= Kerstens =

Kerstens is a Dutch patronymic surname, meaning "son of Kersten", archaic form of the name Christian.

People with this surname include:
- Cornelis Corneliszn. Kerstens (1651–1703), mayor of Essen-Kalmthout 1685, alderman at Essen-Kalmthout 1693–1695
- Johann Christian Kerstens (1713–1801), German chemist and physicist
- Jacobus Adrianus Antonius Kerstens (1813–1888), Dutch industrialist, founder in 1857 of cloth factory J.A.A. Kerstens' Lakenfabrieken (Tilburg)
- Andries Kerstens (1818–1870), mayor of Breda 1862–1870
- Piet Kerstens (1896–1958), Dutch teacher and politician (KVP)
- Hendrik Kerstens (born 1956), Dutch photographer
- John Kerstens (born 1965), Dutch politician (PvdA) and trade union leader
- Benny Kerstens (born 1983), Dutch footballer
- Vera Kerstens (born 1987), Dutch pianist
- Tom Kerstens, Dutch classical guitarist

Kerstens is also the surname of the descendants of Kersten Jan Simons (c. 1531 - after 1609) and of three of his sons who had issue: Jan Kersten (c. 1561 - before 1639), Jacob Kersten (before 1570 – 18 July 1645) and Adriaan Kersten (c. 1577 - before 20 December 1611).

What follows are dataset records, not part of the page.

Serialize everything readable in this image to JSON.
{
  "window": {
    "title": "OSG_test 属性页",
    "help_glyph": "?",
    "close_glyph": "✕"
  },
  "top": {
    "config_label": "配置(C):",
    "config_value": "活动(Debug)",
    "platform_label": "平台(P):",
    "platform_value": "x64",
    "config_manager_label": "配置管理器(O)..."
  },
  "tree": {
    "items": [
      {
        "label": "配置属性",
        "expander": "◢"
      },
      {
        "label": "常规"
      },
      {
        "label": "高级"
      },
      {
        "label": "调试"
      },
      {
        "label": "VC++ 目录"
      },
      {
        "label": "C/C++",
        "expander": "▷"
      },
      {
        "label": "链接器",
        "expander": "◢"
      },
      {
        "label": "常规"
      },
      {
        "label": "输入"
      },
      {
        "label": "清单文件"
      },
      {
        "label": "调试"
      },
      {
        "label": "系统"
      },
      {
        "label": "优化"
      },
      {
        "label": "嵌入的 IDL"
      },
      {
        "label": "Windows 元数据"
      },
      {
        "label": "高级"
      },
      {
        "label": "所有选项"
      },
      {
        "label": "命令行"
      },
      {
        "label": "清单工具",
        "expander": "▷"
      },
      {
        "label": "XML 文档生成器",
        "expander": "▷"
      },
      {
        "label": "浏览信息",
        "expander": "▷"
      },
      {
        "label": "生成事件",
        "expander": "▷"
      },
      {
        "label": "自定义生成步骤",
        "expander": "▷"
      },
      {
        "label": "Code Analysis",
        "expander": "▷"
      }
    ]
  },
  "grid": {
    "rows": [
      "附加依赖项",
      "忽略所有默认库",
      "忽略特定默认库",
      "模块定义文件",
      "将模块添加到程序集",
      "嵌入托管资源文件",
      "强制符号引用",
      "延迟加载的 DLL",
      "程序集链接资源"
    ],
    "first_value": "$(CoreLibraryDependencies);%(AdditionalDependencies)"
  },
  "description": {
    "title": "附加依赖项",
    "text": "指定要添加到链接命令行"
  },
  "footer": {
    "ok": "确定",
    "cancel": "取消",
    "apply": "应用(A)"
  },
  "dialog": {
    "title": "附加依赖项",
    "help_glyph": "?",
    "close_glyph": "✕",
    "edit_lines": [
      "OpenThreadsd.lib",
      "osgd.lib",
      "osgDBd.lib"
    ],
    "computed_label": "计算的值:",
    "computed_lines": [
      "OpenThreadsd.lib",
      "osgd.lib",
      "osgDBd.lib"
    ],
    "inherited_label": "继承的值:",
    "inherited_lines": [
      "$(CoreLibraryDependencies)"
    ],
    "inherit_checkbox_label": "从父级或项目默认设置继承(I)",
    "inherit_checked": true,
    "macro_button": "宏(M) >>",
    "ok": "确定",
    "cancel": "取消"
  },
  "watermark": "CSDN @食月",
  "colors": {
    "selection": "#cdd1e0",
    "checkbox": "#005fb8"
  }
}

Until 1698 the name was alternately spelt with and without a final “s”, but from then on the spelling “Kerstens” prevailed.

Kersten Jan Simons lived in modern-day Zundert, famous for being Vincent van Gogh’s birthplace.

Many descendants still live in the southern Netherlands in the province of North Brabant and in northern Belgium in the province of Antwerp.